Marie de l’Incarnation est reconnue comme l’une des figures fondatrices de l’Église catholique en Amérique du Nord. Son engagement envers l’éducation, son respect des cultures autochtones et sa vie mystique ont laissé une empreinte durable. En 1980, elle est proclamée bienheureuse par le pape Jean-Paul II, et en 2014, le pape François la canonise, la déclarant sainte. Elle est aujourd’hui vénérée comme la "Mère de l’Église catholique au Canada".
Pierre-François-Xavier de Charlevoix, né le 29 octobre 1682 à Saint-Quentin dans l’Aisne au sein d’une famille de petite noblesse, fut prêtre jésuite, professeur et historien, auteur de plusieurs ouvrages consacrés au Nouveau Monde, dont la célèbre Histoire et description générale de la Nouvelle-France.

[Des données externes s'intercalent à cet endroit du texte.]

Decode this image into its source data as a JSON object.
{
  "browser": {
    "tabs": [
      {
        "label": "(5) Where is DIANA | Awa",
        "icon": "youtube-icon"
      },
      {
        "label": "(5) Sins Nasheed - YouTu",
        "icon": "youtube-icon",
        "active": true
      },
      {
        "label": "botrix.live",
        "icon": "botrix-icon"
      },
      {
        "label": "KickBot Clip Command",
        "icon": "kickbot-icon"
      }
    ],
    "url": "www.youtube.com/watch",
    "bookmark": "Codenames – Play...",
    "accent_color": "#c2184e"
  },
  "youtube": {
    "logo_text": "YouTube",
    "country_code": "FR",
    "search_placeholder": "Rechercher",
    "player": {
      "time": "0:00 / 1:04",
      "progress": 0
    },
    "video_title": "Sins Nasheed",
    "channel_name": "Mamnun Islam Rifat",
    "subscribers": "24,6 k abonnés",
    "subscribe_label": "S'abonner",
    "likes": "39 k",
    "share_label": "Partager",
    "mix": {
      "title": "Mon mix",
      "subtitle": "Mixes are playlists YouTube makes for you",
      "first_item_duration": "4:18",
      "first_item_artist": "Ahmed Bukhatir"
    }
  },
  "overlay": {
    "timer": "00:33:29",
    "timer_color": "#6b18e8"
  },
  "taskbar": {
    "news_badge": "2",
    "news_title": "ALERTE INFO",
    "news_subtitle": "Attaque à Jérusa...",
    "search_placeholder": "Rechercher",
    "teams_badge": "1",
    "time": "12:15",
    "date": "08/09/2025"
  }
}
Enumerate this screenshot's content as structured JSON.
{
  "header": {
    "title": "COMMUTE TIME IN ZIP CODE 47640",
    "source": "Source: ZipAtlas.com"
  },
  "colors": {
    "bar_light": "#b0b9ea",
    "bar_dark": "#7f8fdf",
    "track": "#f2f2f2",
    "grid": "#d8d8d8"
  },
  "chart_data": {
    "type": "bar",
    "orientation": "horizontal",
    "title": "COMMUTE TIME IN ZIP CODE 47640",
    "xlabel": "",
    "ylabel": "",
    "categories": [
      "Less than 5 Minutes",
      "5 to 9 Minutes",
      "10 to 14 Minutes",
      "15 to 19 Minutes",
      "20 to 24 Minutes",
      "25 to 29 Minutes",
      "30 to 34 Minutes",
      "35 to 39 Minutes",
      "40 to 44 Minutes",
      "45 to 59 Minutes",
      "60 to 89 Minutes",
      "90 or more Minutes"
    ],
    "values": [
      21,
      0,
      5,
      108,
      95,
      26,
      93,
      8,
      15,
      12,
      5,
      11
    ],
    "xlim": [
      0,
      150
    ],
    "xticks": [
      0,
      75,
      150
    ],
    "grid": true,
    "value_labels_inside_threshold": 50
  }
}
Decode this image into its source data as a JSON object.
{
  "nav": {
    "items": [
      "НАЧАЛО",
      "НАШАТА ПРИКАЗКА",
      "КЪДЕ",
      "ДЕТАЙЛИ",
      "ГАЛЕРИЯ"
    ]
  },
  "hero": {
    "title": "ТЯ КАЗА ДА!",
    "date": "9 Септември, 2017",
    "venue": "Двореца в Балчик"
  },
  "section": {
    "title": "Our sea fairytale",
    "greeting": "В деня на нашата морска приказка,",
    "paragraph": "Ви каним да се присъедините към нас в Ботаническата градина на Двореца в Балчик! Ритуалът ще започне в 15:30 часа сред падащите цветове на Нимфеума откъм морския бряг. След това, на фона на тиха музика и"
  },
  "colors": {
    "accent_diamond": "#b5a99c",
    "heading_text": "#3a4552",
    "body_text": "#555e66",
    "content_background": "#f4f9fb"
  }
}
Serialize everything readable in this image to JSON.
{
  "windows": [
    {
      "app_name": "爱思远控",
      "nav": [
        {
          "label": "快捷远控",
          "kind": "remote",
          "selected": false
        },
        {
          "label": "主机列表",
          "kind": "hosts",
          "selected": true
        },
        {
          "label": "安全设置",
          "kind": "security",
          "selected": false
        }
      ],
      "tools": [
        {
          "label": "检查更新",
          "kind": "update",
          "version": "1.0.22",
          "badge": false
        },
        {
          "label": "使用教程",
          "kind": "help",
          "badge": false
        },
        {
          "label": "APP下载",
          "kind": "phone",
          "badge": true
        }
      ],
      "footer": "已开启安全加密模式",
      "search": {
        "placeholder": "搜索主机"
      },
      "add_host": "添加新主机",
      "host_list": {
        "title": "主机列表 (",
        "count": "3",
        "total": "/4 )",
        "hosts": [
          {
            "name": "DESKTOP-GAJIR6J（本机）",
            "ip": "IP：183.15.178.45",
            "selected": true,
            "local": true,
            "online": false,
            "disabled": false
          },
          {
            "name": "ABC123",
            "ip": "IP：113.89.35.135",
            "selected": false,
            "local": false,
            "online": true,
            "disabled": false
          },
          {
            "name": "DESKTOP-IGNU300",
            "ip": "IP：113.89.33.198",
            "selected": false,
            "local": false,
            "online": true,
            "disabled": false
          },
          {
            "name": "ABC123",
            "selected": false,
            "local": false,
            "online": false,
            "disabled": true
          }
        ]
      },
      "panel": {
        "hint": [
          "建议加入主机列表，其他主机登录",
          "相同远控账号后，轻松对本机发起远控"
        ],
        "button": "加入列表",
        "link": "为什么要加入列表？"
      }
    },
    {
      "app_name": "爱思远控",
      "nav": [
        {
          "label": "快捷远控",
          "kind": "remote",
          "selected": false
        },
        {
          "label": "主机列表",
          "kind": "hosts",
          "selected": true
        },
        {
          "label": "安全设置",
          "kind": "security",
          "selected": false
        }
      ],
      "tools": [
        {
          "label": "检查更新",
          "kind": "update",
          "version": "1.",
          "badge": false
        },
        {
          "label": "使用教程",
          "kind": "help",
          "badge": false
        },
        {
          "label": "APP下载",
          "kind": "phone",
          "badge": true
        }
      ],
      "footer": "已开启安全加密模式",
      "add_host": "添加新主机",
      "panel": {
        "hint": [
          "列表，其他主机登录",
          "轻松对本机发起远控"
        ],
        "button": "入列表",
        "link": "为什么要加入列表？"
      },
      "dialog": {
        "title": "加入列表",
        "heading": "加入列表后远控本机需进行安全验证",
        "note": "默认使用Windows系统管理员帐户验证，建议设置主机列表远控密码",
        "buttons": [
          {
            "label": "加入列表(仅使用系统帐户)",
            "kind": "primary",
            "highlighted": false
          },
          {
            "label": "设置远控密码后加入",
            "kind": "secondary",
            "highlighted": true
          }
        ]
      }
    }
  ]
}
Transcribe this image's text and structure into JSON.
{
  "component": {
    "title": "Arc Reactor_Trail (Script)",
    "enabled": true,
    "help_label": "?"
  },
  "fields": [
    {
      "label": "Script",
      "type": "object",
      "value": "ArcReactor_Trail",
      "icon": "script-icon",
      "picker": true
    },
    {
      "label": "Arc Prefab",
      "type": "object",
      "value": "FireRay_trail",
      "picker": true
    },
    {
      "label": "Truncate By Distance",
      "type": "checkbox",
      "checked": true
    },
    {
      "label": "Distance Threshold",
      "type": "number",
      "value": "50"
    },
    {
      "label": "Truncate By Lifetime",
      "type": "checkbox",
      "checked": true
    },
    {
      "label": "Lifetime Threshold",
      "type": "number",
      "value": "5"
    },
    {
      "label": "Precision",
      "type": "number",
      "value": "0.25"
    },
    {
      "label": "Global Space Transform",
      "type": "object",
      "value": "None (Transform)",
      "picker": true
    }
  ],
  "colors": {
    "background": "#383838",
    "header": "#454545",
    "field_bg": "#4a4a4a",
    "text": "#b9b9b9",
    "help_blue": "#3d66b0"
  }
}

De retour en Europe après un long voyage, il publia en 1724, par reconnaissance d’avoir survécu à ce périple, La Vie de la Mère Marie de l’Incarnation, une hagiographie rédigée à l’intention d’un public dévot et dédiée à Louise-Élisabeth d’Orléans, fille du Régent et reine consort d’Espagne. Ce récit, largement inspiré de la biographie de dom Claude Martin, fils de Marie de l’Incarnation, fut rédigé et publié avec une certaine rapidité : son manuscrit, terminé moins d’un an après son retour, reçut l’approbation du censeur ecclésiastique dès novembre 1723. Plus tard, en 1730-1731, Charlevoix fit paraître en deux volumes une Histoire de l’Isle espagnole ou Saint-Domingue, essentiellement composée à partir des mémoires du père jésuite Jean-Baptiste Le Pers, qu’il avait retravaillés. Il mourut le 1er février 1761 au collège jésuite de La Flèche, près du Mans.